Origine du terme "résidence princière"

 

Le terme de « résidence princière » dérive de celui de « tombe princière » employé par E. Paulus, conservateur régional du Wurtenberg après la découverte en 1876-1877 de tombes très riches à proximité de la Heuneburg, sur le Danube. Il est possible que l’emploi du terme « tombe princière » fasse écho à la découverte de tombes en fosses mycéniennes par Schliemann, qui aurait influencé E. Paulus quant à l’emploi du terme « princier ».

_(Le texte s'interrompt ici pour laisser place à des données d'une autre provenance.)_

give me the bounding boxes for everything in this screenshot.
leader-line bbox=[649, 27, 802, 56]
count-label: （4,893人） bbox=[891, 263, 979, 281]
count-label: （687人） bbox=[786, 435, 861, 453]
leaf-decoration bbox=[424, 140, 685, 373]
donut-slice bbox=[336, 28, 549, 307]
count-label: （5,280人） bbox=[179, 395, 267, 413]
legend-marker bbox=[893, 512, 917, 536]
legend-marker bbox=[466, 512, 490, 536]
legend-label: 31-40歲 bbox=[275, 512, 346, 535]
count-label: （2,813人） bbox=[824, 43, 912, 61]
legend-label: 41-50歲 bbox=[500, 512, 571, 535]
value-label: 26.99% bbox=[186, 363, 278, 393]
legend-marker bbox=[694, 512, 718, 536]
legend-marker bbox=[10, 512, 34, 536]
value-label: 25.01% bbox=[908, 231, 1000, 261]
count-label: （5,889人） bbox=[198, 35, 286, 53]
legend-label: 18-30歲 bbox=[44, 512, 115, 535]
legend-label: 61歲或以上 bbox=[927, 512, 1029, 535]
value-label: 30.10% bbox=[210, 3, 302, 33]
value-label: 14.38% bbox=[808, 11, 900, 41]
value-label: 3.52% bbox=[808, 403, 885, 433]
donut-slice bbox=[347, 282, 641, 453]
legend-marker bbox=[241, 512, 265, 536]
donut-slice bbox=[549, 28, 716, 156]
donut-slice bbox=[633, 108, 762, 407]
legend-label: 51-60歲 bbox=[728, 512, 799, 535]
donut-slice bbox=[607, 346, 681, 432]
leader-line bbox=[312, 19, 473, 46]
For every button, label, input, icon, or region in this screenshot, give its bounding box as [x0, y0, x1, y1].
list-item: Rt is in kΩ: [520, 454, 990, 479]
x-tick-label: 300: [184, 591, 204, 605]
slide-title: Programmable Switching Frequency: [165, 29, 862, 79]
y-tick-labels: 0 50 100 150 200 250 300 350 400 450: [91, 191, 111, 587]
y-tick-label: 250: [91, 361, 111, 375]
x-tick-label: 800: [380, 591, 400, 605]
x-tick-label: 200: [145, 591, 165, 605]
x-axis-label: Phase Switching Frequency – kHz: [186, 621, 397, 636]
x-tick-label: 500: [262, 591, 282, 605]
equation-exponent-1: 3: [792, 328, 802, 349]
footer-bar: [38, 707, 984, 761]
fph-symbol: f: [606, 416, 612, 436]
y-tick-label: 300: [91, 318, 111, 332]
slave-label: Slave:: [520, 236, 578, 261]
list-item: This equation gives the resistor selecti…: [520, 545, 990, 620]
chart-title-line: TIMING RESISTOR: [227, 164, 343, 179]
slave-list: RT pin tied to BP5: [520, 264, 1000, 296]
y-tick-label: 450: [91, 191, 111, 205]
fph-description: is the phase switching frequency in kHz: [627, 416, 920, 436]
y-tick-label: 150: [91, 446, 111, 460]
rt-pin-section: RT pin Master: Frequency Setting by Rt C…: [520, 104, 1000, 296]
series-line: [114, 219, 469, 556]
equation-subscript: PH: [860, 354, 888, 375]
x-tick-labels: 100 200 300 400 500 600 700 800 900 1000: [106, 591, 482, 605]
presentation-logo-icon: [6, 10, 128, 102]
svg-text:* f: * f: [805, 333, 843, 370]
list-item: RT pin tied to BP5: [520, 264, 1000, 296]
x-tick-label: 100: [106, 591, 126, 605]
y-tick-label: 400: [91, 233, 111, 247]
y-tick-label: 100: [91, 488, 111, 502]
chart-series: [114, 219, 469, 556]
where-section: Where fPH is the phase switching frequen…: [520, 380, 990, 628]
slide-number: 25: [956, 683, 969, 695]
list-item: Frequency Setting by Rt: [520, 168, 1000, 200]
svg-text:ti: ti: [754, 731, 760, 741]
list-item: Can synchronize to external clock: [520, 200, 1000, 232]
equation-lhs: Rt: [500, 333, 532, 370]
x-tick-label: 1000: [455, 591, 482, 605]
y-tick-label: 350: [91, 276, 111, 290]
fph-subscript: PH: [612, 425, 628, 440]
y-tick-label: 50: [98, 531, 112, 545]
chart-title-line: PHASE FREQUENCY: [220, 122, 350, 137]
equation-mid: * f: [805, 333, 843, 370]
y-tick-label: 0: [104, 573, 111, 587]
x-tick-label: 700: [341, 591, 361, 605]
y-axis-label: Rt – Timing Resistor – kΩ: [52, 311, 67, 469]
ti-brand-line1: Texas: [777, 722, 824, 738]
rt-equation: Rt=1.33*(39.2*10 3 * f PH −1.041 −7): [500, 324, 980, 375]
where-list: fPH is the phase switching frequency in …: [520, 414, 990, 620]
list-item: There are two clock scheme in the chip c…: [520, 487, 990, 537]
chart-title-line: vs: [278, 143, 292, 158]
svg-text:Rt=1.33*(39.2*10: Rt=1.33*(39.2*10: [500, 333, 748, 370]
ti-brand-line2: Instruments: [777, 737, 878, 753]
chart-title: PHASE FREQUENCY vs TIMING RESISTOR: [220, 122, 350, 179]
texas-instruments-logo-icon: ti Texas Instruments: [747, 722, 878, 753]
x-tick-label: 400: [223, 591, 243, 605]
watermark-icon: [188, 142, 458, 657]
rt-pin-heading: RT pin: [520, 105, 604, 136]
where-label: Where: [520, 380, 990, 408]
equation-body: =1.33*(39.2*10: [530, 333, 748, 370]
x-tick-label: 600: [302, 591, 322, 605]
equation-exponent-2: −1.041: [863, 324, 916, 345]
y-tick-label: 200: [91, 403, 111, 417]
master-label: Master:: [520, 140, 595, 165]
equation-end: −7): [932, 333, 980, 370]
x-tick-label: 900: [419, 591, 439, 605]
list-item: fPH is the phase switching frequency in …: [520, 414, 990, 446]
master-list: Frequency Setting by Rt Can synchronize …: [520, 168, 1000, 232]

Il faut attendre les années 1950 pour que le terme soit véritablement associé à l’habitat par référence au lien qui unit les nécropoles et les sites de hauteur. Ce sont K. Bittel et A. Riett qui furent les premiers à parler de résidences princières à propos de la Heunebourg. Les liens évidents entre ce site et la Méditerranée ont joué un rôle de première importance car les importations découvertes sur place ont fait de ce dernier l’habitat le plus important de l’Europe centrale et le plaçant largement au dessus des autres.

Cette dénomination est depuis longtemps sujette à controverse (depuis les années 1970). Le débat est attisé par la définition et la délimitation de ce phénomène, qui doit s’adapter une réelle diversité. Aujourd’hui, d’après P. Brun, il est nécessaire d’envisager des fouilles sur ces résidences mais également d’exploiter le territoire qui leur correspond afin « d’évaluer la densité et la variabilité fonctionnelle des sites » ainsi que la richesse en matériel, dans le but d’appréhender le potentiel économique de ces habitats.